Oh man, you are one stubborn specimen, mr. FiLe, unwilling to "lose" on or off the ice. And take that as a compliment. But - well, let's rewind the argument at issue:
1) You say: Against the Canucks TF failed due to an experiment with more offensive and liberal tactics, so it was a no-go. 2) I say: Well, (for the record) the safe and sound neutral zone trap didn't yield any better results vs. the Swedes, 3) You say: It was not the system but the penalties that killed TF vs. Sweden, 4) I say: Maybe, but anyway they were made within the system (yet, Berry Hill flipped cuz the penalties were not a
planned part of his assumed "pitch-perfect" system) and the PK failed in essence being too passive (as one might expect from a tactical conservative like Berry Hill), 5) You say: a coach cannot organize the PK, it is always the same, only the executive four (or three) varies and besides your (mine) argument was like complaining the goalie if Laine scores from high scoring area with a beauty of a shot and in addition the amount of penalties was quite normal and ordinary in the game (furthermore, it is just unchecked hearsay and gossip Berry Hill had raged in the locker room after those apparently fatal penalties), 6) I say: your Laine argument is not a very good analogue, since the adequate one would blame the skaters letting Laine shoot from a high scoring area (multiple times; and it should be preventable and as such the demand to prevent that should be a reasonable demand as well), 7) you say: you seem to be thinking a coach should come up with a water tight system which is absurd and unrealistic, 8) I say: on the contrary, mr. Berry Hill aspires such grand schemes of implementing an error free system in TF (which is apt to eliminate the more fluid game, its offensive initiatives, active forechecking etc.)...

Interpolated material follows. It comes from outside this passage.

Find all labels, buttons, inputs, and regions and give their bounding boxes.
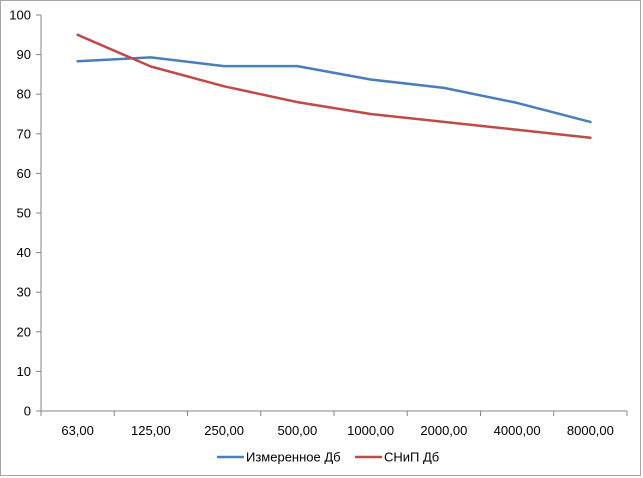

Well, okay. If we accept as you claim that the penalties were an acceptable part of the game but not results of the system deployed by Berry Hill and the power kill cannot really be organized anyway and as such it is and was just a hard fact that the Finns had no "lungs" to prevent the goals during them -- so, we can similarly say that against Canada the goals given were if not "flukes" , just more or less independent of the system which was quite flawless per se - or at least we cannot know and claim otherwise and the final score just reflected the superiority of the Canucks in the game (if it were not just a "fluke" also).
Thus, given this, we should at leasts encourage mr. Berry Hill to deploy more liberal systems like in the game against Canada giving players more freedom and autonomy on ice since it prepares the team for the upcoming challenges to adapt to the current winning trends in hockey and in any case develops players individual and collective offensive skill more than testudo kind of passive over tactical trap game.
Furthermore, we should criticize mr. Berry Hill vocally if and when he doesn't comply but just keeps on banging his head on these over-defensive formations until getting sacked. for good. Thanks to the vocal criticism against him.